I think the only choice you have is to start documenting a file to make a case for termination. Sounds like you've tried everything else and this attack in the conference room is totally uncalled for and unethical.

yewtree posted 7/16/2014 00:02 AM

Document everything. Their actions will end up with you taking the fall when she claims retaliation if you fire her or take any action against her.
You manager needs to be disciplined. Who the hell allows a supervisor and ee to go at eachother like that?
I'd be on the phone with hr first thing tomorrow!

Sad in AZ posted 7/16/2014 01:16 AM

I was contacted by HR, asking if everything was cleared up and did I feel better about things??? I explained what happened and now she's coming down here in a few weeks My manager is back peddling but still trying to be touchy-feely with the team lead. If I hear about her 'perception' one more time... We were also admonished to be professional.

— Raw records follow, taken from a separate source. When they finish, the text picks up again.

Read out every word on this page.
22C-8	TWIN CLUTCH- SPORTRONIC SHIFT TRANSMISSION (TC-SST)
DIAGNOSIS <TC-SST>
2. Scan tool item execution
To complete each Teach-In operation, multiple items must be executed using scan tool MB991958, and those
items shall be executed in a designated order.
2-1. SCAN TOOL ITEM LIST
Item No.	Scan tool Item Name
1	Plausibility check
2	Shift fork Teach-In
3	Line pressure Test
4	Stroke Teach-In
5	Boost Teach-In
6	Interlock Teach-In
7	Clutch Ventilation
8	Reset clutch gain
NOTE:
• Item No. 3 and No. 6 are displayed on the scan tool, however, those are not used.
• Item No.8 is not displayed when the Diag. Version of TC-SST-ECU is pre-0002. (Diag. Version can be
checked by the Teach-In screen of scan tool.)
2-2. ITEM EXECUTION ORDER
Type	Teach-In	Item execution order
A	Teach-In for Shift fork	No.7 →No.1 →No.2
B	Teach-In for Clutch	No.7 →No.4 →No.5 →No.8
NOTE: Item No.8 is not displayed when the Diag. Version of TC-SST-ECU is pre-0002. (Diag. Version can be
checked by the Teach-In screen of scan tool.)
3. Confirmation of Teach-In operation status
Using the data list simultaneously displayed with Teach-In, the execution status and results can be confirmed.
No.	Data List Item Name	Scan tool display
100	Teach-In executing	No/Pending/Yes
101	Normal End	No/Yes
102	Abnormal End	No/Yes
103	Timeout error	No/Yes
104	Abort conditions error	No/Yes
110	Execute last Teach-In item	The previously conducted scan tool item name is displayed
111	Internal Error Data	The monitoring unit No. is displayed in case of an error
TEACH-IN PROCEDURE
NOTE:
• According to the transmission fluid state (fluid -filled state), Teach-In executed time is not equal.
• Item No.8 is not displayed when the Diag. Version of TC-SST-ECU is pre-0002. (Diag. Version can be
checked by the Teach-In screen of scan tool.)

My boss had me write up the critical error disciplinary action, but she is going to present it to the team lead. I'm ambivalent about this because I know how to handle it; I've done them before. On the other hand, now the team lead can't claim that I attacked her in any way. I would still like to be involved in the process to counteract or at least hear first hand if she tries to turn it into another situation where I'm picking on her, but maybe it's best to let the manager handle it.

I hate this; the manager screwed this whole thing up and now she's trying to cover her ass.

tushnurse posted 7/16/2014 08:03 AM

Yup she sure did. I would suggest talking to HR and finding out if you can still file a formal complaint. This is not OK. Your Manager should be fired for this.

I have had one situation in my work career where we were brought into a room and told we could say whatever we wanted without repercussions. HR was present, and it had to do with an abusive Dr that the hospital did not employ. This man actually had several of the staff afraid. But even in those situations, you can't act like a complete idiot, it causes a loss of credibility.

I certainly hope that HR responds to this whole thing appropriately.

(((and strength)))

Sad in AZ posted 7/16/2014 08:51 AM

Ugh; another sleepless night. At least I put it to good use. My mind was swirling, so I grabbed a pad and wrote down my jumbled thoughts.

I have pages of:

Encumbrances--ways that I am being blocked from doing my job.

Insults: For instance, my manager told me last night that one of the reasons she hired me was because she liked my style of conflict resolution. The not-so-subtle hint was that I was not handling this situation well. I didn't even know there was a 'situation' to handle, and she's the one that caused it to skyrocket.

Good points of the team lead-could only come up with one last night I'll add more.

Work deficiencies of the team lead

Facts that refute her allegations

My deficiencies

I will put these together into a cohesive document. I'm not sure if I'll send this to HR or wait till she gets here, but at least I got some things out of my head.